On several occasions, he lost control of himself, even using profanities. Aside from the entertainment value that provides, it illustrates an important point. Gaffney is a professional right-wing extremist. He has been in the Reagan administration, on every television and radio show for years, and is very well-funded by numerous neoconservative funding sources. The fact that he became so shrill and defensive and even frightened reveals that neocons know that America is turning against them and beginning to realize the destruction they have wrought and the culpability they possess for what they have done to our country.

That is why they are so eager to equate criticism of them with treason and to stifle debate. They have not only lost the debate over Iraq and general Middle East militarism, but their continuous extremism and deceit is being exposed, and they fear being held accountable. It is only natural that they want to render criticism of their war and their conduct impermissible.

The desperation was most apparent when Bill Kristol went on Fox News and expressed his rage that Democrats and other war opponents "can't be quiet for six or nine months." The very notion that Americans have some sort of obligation to heed Kristol's demand to be silent while he pushes on with his war is audacious and radical beyond words.

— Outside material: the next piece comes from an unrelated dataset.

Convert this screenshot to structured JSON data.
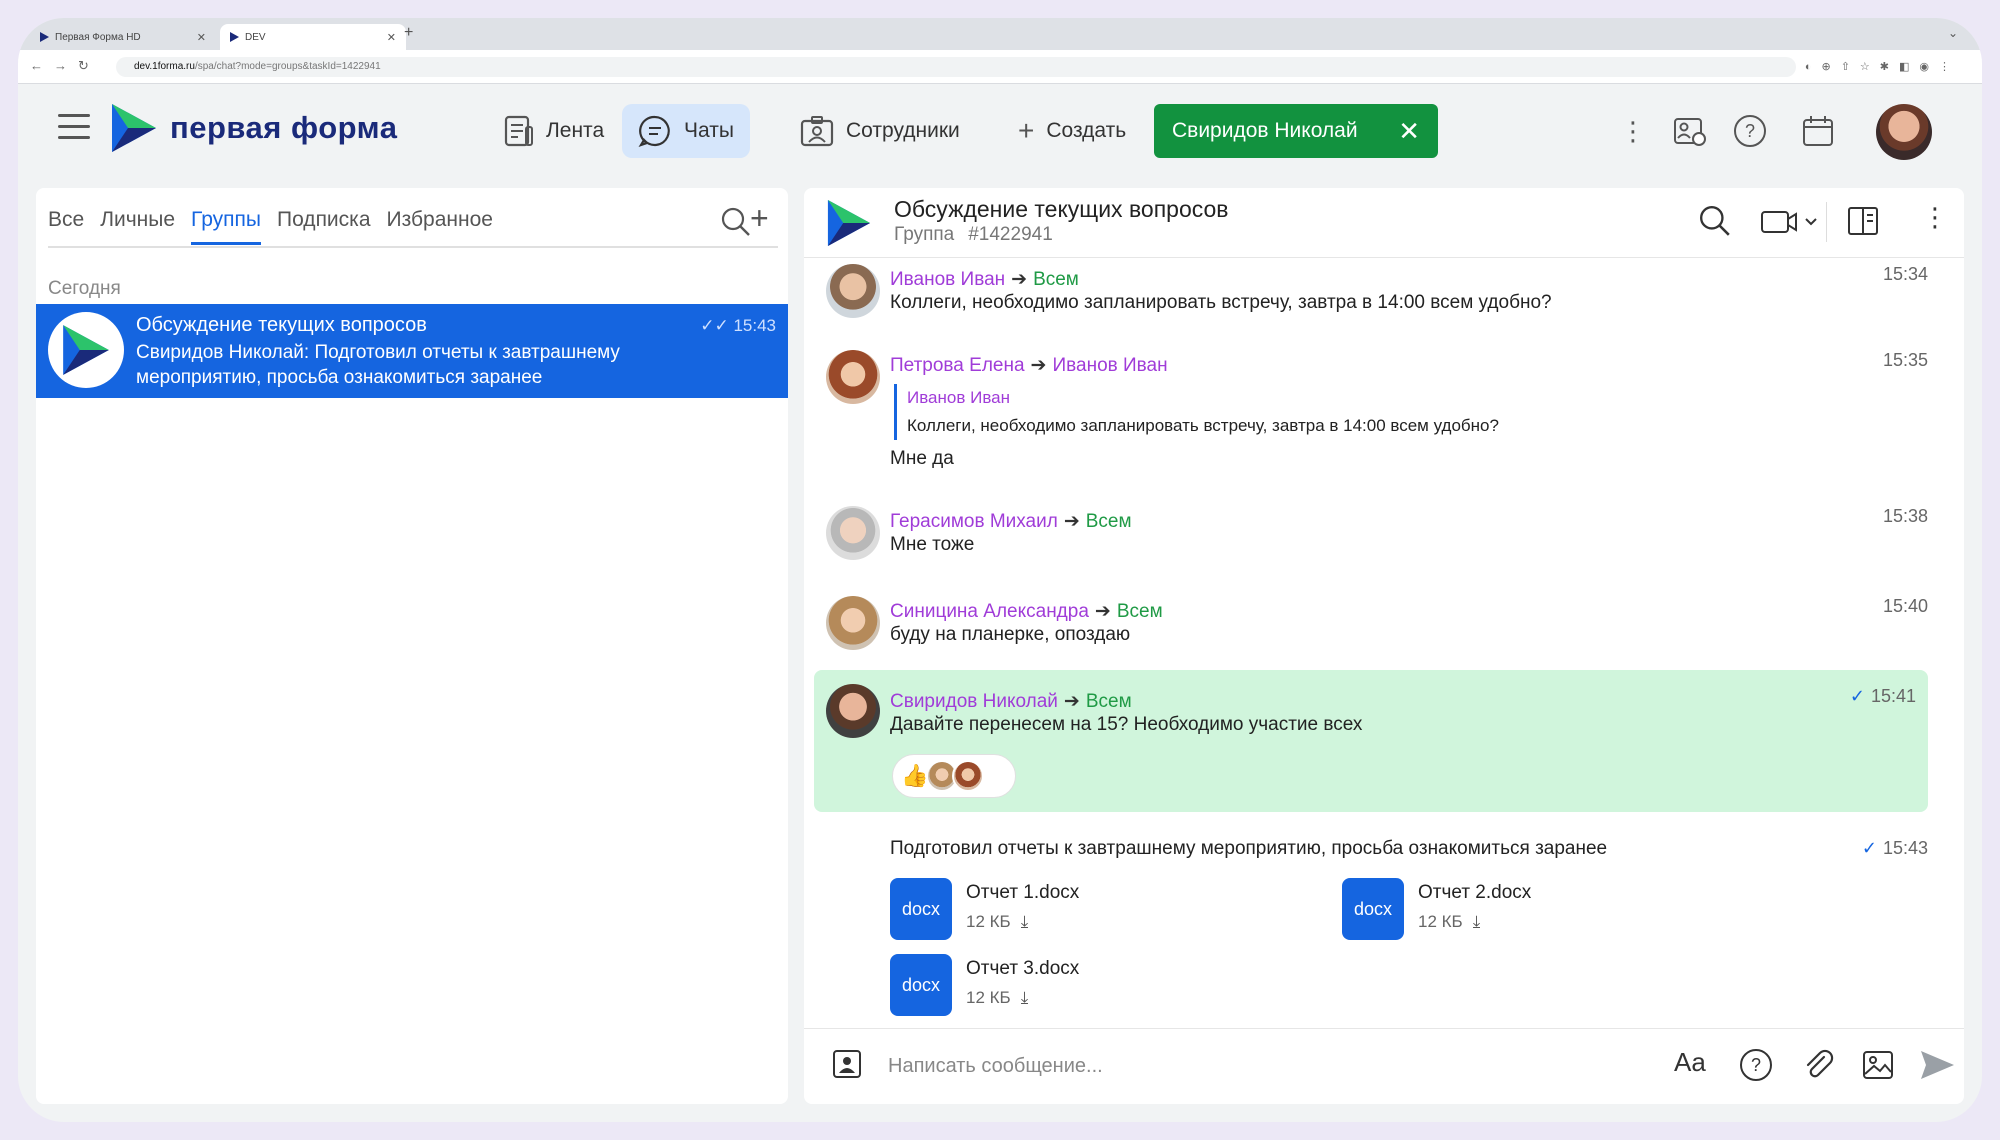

And that was the point of Gaffney's column as well -- that it should be considered not only un-American, but actually criminal, to criticize the war and the people such as Frank Gaffney and Doug Feith who concocted it and sold it to the country. But ultimately, that tactic will get them nowhere. Americans are not going to be persuaded by the idea that they are obligated to refrain from criticizing Doug Feith, Bill Kristol and the wars they have spawned, to say nothing of the new ones they are attempting to foist on the country.

It is insufficient simply to have persuaded Americans that the invasion of Iraq was a mistake. It was not merely a mistake. It was the by-product of extremely deceitful ideologues who exploited the 9/11 attacks to implement a very destructive agenda that long pre-dated 9/11 and that has nothing to do with combating terrorism other than the fact that terrorism is the pretense used to justify that agenda.

While they wrap themselves in the rhetoric of "emboldening the enemy," nobody has done more to strengthen our actual enemies -- Al Qaeda and its terrorist allies -- than the Frank Gaffneys and other warmongers and neoconservatives, whose obsession with attacking Middle Eastern countries that had nothing to do with 9/11 -- driven by motives having nothing to do with terrorism -- have allowed Al Qaeda to flourish in Afghanistan and Pakistan, enabled Osama bin Laden to remain at large, drained our financial capability to genuinely protect ourselves, and has esclated anti-American resentment in the Middle East to unprecedented heights, thereby providing Islamic radicalism with the fuel for recruitment and support beyond its wildest dreams. And the policies they have pursued and the methods they have used have literally destroyed America's moral credibility in almost every country around the world, thereby weakening us further still.

While neoconservatives have been widely discredited, it is crucial to recognize that they continue to exercise real power in the form of this administration. Iraq is closer to the beginning than the end of what they are pursuing. And several leading presidential candidates -- particularly John McCain and Rudy Giuliani -- share many, if not most, of the defining principles of their militaristic worldview.

Neoconservatism has been exposed as the rotted and bloodthirsty ideology that it is, but as The American Conservative's Scott McConnell recently documented in an excellent article on the adaptive ability of neocons, that movement is far from dead. Doing what one can to expose them and weaken it further is of the highest priority.